On page 334 of “Inferno”, after reaching several conclusions, Langdon reveals to Sienna, a brilliant British scientist who accompanied him: we are in the wrong country!, So they decide to leave Italy to travel to Turkey, where all the clues lead them to the famous Hagia Sophia. There it is revealed to us that “the traditions of East and West may not be as divergent as we imagine.”

“You will not believe what we found. Have you ever heard of Gülensoy Göksel documentary filmmaker? Langdon shook his head “. This passage refers to a Turkish filmmaker and researcher linked to a real project of scuba diving beneath Hagia Sophia and that in the recent years has revealed several interesting discoveries.

“I think what is beneath Hagia Sophia is much more exciting than what’s on the surface,” cites Brown in his novel to Gülensoy, who has been surprised himself and very excited about this benchmark from the famous American bestseller writer.

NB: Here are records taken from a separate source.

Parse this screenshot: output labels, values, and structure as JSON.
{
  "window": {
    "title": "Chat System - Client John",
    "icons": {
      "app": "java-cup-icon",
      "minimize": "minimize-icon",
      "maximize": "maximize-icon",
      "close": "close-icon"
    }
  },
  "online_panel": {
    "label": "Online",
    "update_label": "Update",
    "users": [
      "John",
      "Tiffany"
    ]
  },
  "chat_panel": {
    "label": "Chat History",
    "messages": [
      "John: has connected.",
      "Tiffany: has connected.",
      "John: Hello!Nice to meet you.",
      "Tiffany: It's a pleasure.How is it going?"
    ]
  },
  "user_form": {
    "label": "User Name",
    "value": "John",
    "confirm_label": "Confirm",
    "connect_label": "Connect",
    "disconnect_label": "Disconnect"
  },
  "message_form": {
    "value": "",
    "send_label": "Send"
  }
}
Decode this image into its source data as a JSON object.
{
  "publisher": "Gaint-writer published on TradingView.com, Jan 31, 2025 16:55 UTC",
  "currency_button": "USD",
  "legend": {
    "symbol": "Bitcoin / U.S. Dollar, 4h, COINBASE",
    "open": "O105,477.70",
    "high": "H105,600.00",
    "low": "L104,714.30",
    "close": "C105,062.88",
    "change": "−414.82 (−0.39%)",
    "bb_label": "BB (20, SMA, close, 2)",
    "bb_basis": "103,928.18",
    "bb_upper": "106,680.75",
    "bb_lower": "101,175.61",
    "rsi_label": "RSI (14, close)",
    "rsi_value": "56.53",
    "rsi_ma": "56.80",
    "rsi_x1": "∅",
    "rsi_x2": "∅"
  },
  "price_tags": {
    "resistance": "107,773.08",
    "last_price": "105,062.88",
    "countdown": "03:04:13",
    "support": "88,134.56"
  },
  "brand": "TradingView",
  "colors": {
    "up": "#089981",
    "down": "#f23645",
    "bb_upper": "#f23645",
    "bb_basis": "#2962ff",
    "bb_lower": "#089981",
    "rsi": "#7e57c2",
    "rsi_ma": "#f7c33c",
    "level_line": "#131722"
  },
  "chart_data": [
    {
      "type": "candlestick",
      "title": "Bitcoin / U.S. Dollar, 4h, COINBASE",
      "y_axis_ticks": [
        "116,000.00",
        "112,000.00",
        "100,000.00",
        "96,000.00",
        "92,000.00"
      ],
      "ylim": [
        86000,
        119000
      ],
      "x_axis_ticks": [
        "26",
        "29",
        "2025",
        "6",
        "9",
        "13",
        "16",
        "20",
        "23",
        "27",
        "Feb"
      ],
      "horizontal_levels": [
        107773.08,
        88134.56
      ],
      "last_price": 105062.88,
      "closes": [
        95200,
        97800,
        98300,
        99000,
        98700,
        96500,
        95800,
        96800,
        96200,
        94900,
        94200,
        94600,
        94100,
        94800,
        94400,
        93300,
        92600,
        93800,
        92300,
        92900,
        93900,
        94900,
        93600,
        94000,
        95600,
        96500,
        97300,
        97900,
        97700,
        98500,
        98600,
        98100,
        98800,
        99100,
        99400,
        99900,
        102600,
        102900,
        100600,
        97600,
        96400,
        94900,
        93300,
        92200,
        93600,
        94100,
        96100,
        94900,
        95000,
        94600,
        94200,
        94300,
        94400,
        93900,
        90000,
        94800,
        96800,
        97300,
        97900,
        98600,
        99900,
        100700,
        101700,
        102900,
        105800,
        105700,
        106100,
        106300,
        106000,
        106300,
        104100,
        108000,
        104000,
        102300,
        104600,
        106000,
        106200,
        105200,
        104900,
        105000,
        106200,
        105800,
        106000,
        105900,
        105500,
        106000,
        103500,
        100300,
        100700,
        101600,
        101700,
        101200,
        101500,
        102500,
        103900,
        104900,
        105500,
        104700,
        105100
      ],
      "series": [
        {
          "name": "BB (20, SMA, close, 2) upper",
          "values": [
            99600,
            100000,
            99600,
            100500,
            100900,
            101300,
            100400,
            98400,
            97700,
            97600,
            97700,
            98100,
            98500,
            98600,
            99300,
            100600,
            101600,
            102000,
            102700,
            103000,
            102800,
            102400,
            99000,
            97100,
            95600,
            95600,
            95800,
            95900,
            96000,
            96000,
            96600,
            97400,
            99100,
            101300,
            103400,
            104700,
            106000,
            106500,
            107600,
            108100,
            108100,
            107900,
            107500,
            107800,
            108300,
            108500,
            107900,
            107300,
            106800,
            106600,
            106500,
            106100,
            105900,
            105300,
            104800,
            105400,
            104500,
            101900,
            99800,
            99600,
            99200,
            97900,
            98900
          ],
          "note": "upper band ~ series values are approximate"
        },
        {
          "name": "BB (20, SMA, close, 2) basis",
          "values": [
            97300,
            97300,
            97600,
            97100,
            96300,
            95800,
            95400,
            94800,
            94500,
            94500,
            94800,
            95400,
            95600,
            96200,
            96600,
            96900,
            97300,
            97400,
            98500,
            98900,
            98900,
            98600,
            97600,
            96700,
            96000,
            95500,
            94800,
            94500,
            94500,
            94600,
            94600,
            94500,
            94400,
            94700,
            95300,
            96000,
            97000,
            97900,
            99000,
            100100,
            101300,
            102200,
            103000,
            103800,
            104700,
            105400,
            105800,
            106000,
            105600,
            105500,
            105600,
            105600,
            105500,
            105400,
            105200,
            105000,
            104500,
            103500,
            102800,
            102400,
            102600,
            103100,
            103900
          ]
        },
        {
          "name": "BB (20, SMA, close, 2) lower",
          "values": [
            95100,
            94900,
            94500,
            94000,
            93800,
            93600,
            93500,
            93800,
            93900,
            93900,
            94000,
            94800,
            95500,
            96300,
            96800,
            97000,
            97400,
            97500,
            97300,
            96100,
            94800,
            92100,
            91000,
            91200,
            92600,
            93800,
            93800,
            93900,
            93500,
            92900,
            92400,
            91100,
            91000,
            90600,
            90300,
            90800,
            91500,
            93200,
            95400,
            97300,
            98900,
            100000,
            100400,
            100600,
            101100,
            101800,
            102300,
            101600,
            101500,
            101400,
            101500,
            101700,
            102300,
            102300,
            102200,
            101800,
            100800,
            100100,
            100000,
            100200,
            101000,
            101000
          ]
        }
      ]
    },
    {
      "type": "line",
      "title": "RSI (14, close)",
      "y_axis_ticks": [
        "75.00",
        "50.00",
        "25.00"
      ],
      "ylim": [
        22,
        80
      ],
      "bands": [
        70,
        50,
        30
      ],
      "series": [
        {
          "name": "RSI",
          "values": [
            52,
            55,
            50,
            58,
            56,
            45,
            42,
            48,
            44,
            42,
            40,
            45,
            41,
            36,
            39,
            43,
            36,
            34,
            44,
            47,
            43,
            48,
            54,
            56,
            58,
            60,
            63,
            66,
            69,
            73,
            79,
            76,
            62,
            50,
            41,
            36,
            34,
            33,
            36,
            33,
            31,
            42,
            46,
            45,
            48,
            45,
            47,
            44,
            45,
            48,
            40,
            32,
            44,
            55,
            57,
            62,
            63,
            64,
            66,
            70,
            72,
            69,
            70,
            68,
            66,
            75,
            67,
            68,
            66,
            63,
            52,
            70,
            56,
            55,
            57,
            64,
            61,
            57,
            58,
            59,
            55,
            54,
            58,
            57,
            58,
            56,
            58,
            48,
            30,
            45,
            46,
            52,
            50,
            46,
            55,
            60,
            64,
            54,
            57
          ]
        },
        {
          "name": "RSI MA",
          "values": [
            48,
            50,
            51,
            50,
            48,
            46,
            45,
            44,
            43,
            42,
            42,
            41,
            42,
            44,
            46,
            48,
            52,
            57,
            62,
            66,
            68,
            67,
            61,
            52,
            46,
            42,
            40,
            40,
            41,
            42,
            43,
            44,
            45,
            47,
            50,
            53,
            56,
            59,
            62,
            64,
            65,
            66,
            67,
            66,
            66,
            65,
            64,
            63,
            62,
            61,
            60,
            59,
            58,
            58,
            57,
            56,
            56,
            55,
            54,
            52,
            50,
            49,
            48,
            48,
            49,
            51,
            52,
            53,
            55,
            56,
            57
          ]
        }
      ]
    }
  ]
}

With all these new mysteries of St. Sophia in Brown’s Inferno is expected to increase the number of visitors to the already crowded Istanbul’s architectural jewel, which only last year received 3.2 million visitors.

But while St. Sophia plays a major role in the novel, another amazing touristic site of ancient Constantinople host its true outcome: The Basilica Cistern, a colossal underground chamber that was used to store water in times of ancient Byzantium and that, after this novel will also increase, no doubts about it, the number of visits.

In December 2009, Dan Brown traveled to Istanbul, where he attended the entire area of Sultanahmet, the most touristic of the city and the oldest of the European side and where he finally found the inspiration and mystery to create the plot of his Inferno, a book that, although just launched, simultaneously in several languages, is already estimated as one of the biggest bestsellers of 2013.